Responding to Secular Views of the Human Person
Watch Josh Brahm’s speech at Fresno Pacific University’s Evidence 2014 conference.
Josh explains the Equal Rights Argument and the three different ways you can make a positive case for fetal personhood: Imago Dei, the Rational Nature Argument, and Don Marquis’ Future of Value Argument.
22:31 “I think if your view, if correctly understood, entails that infanticide would not be that morally problematic, I think that is at least a huge weakness in your view, if not a defeater of your view.”
Probably when you say “weakness/defeater,” you mean not only that the view seems incorrect to you, but also that you would expect it to seem incorrect to almost everyone.
I would also expect that it would.
Assuming that we’re both right, where do you think that moral intuition in everyone comes from?

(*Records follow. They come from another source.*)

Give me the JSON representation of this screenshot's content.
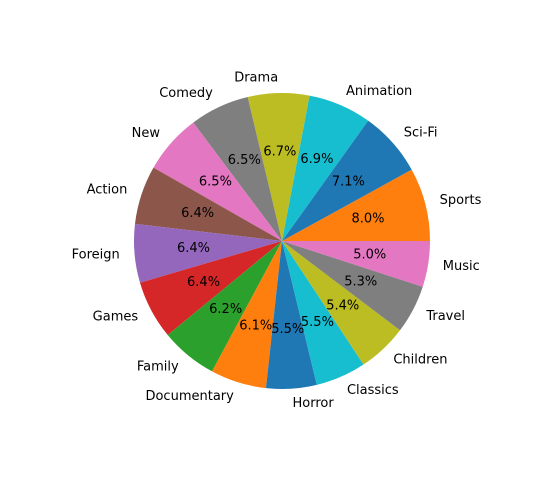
{
  "chart_data": {
    "type": "pie",
    "title": "",
    "start_angle_deg": 0,
    "direction": "counterclockwise",
    "slices": [
      {
        "label": "Sports",
        "value": 8.0,
        "display": "8.0%",
        "color": "#ff7f0e"
      },
      {
        "label": "Sci-Fi",
        "value": 7.1,
        "display": "7.1%",
        "color": "#1f77b4"
      },
      {
        "label": "Animation",
        "value": 6.9,
        "display": "6.9%",
        "color": "#17becf"
      },
      {
        "label": "Drama",
        "value": 6.7,
        "display": "6.7%",
        "color": "#bcbd22"
      },
      {
        "label": "Comedy",
        "value": 6.5,
        "display": "6.5%",
        "color": "#7f7f7f"
      },
      {
        "label": "New",
        "value": 6.5,
        "display": "6.5%",
        "color": "#e377c2"
      },
      {
        "label": "Action",
        "value": 6.4,
        "display": "6.4%",
        "color": "#8c564b"
      },
      {
        "label": "Foreign",
        "value": 6.4,
        "display": "6.4%",
        "color": "#9467bd"
      },
      {
        "label": "Games",
        "value": 6.4,
        "display": "6.4%",
        "color": "#d62728"
      },
      {
        "label": "Family",
        "value": 6.2,
        "display": "6.2%",
        "color": "#2ca02c"
      },
      {
        "label": "Documentary",
        "value": 6.1,
        "display": "6.1%",
        "color": "#ff7f0e"
      },
      {
        "label": "Horror",
        "value": 5.5,
        "display": "5.5%",
        "color": "#1f77b4"
      },
      {
        "label": "Classics",
        "value": 5.5,
        "display": "5.5%",
        "color": "#17becf"
      },
      {
        "label": "Children",
        "value": 5.4,
        "display": "5.4%",
        "color": "#bcbd22"
      },
      {
        "label": "Travel",
        "value": 5.3,
        "display": "5.3%",
        "color": "#7f7f7f"
      },
      {
        "label": "Music",
        "value": 5.0,
        "display": "5.0%",
        "color": "#e377c2"
      }
    ]
  }
}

And suppose your own preferred answer to this question is a religious one, but the person you’re talking with asks the same question and would not accept a religious answer, would you have any answer?

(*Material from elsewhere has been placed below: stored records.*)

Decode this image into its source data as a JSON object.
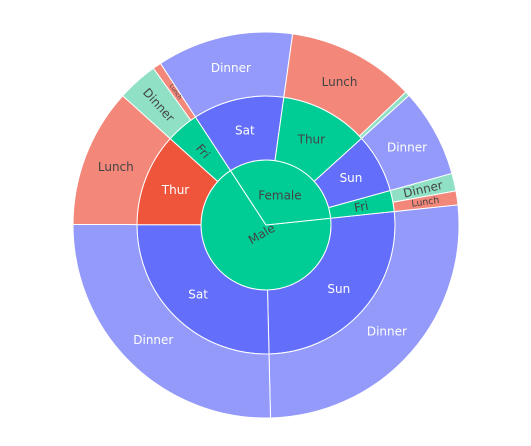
{
  "chart_data": {
    "type": "sunburst",
    "title": "",
    "colors": {
      "Male": "#00cc96",
      "Female": "#00cc96",
      "Male.Sat": "#636efa",
      "Male.Sun": "#636efa",
      "Male.Thur": "#ef553b",
      "Male.Fri": "#00cc96",
      "Female.Sun": "#636efa",
      "Female.Thur": "#00cc96",
      "Female.Sat": "#636efa",
      "Female.Fri": "#00cc96",
      "Dinner.blue": "#939af9",
      "Lunch.red": "#f3877a",
      "Dinner.green": "#8fe0c5",
      "ring_stroke": "#ffffff"
    },
    "children": [
      {
        "name": "Male",
        "label": "Male",
        "value": 3256.82,
        "children": [
          {
            "name": "Sun",
            "label": "Sun",
            "value": 1269.46,
            "children": [
              {
                "name": "Dinner",
                "label": "Dinner",
                "value": 1269.46
              }
            ]
          },
          {
            "name": "Sat",
            "label": "Sat",
            "value": 1227.35,
            "children": [
              {
                "name": "Dinner",
                "label": "Dinner",
                "value": 1227.35
              }
            ]
          },
          {
            "name": "Thur",
            "label": "Thur",
            "value": 561.44,
            "children": [
              {
                "name": "Lunch",
                "label": "Lunch",
                "value": 561.44
              }
            ]
          },
          {
            "name": "Fri",
            "label": "Fri",
            "value": 198.57,
            "children": [
              {
                "name": "Dinner",
                "label": "Dinner",
                "value": 164.41
              },
              {
                "name": "Lunch",
                "label": "Lunch",
                "value": 34.16
              }
            ]
          }
        ]
      },
      {
        "name": "Female",
        "label": "Female",
        "value": 1570.95,
        "children": [
          {
            "name": "Sat",
            "label": "Sat",
            "value": 551.05,
            "children": [
              {
                "name": "Dinner",
                "label": "Dinner",
                "value": 551.05
              }
            ]
          },
          {
            "name": "Thur",
            "label": "Thur",
            "value": 534.89,
            "children": [
              {
                "name": "Lunch",
                "label": "Lunch",
                "value": 516.11
              },
              {
                "name": "Dinner",
                "label": "",
                "value": 18.78
              }
            ]
          },
          {
            "name": "Sun",
            "label": "Sun",
            "value": 357.7,
            "children": [
              {
                "name": "Dinner",
                "label": "Dinner",
                "value": 357.7
              }
            ]
          },
          {
            "name": "Fri",
            "label": "Fri",
            "value": 127.31,
            "children": [
              {
                "name": "Dinner",
                "label": "Dinner",
                "value": 71.34
              },
              {
                "name": "Lunch",
                "label": "Lunch",
                "value": 55.97
              }
            ]
          }
        ]
      }
    ]
  }
}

(For this question, many examples of moral intuitions could have been used, of course, not only this zoo/infanticide example. My question is not about the example, but about where moral intuitions in general come from.)
Great question. Much can be said about this that I expect Tim and I to get into more thoroughly in the future, but this may add a little clarity.
From an epistemic level, I am taking a clear Particularist approach in that part of the speech.
In short, I am claiming that “infanticide is seriously morally wrong” is a properly basic belief, and while it can be defended in multiple ways, I’m not convinced it needs to be defended. I don’t think there are very many beliefs that fall in the “properly basic” category, but right now I am comfortable with putting “infanticide is seriously morally wrong” in that category. Some of my philosophical friends who ascribe to Methodism would obviously reject this move.